Mirage d’écrits
Trouville, février 2010.
Pour honorer nos illustres auteurs, tant qu’ils sont vivants on les décore de médailles et de prix au point que certains ressemblent parfois à des généraux soviétiques. À la mémoire des écrivains morts, on a pris l’habitude de consacrer une rue, une avenue, un boulevard : dans le 11e arrondissement, il y a la rue Voltaire, le boulevard Beaumarchais … dans le 5e arrondissement on a le square Michel Foucault, minuscule carré de pelouse au pied de la statue de Dante… Mauriac a plus de chance, il a droit à un quai de Seine ; et puis il y a les auteurs qui jamais n’auront leur nom inscrit blanc sur bleu sur les panneaux émaillés… Il y a des raisons idéologiques et aussi des causes pratiques. À Paris on n’inaugure que rarement de nouvelles rues et on sait surtout combien la décision et le processus de nomination d’une rue est complexe (commission, rapport, vote). À ma demande de changer la rue Bellier-dedouvre, du nom du propriétaire du terrain en celui du psychiatre et philosophe antillais Frantz Fanon (entre la rue Fourier et la rue de la Colinie quoi de mieux ?), le maire du 13e m’avait répondu par la négative m’expliquant qu’un tel changement entraînerait une trop violente « cascade d’écritures » : habitants, commerces et entreprises devant changer brusquement de papiers d’identité, de papiers à en-tête, et d’une multitude d’inscriptions aussi minimes qu’essentielles…
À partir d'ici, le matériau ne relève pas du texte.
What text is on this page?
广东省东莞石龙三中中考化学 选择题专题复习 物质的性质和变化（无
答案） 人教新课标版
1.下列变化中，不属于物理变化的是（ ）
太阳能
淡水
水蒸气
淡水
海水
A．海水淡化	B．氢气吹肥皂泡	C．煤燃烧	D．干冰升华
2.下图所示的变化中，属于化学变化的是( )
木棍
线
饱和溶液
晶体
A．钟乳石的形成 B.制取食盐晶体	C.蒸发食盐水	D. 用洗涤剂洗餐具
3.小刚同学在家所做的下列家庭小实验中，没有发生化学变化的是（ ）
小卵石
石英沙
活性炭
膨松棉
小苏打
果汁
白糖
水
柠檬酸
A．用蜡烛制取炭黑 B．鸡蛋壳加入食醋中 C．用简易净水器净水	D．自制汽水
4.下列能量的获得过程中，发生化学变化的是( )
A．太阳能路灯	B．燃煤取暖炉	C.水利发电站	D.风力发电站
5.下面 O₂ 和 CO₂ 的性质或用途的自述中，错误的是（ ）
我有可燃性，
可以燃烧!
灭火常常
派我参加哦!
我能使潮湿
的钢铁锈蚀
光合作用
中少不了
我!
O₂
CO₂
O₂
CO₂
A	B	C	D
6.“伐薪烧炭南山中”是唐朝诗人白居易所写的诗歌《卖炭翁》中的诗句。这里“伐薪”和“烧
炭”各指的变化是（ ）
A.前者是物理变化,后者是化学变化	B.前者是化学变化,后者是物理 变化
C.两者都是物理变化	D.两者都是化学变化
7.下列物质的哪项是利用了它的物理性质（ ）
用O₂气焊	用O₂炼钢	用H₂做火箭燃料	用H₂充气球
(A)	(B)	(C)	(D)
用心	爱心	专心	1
Il faut donc prendre les devants et le faire soi même ; ainsi il est des rues qui changent éphémèrement de noms ; au cours du printemps 68, l’une des rues du quartier latin était devenue la rue du 13 mai : souci d’inscrire le présent révolutionnaire dans la durée. L’hiver dernier, errant dans les rues de Trouville désertes, à la faveur de travaux de réfection, je me retrouve soudain rue Proust au pays de Marguerite. Magie ou hallucination visuelle ? Bonheur de penser que cette inscription existe désormais pour toujours.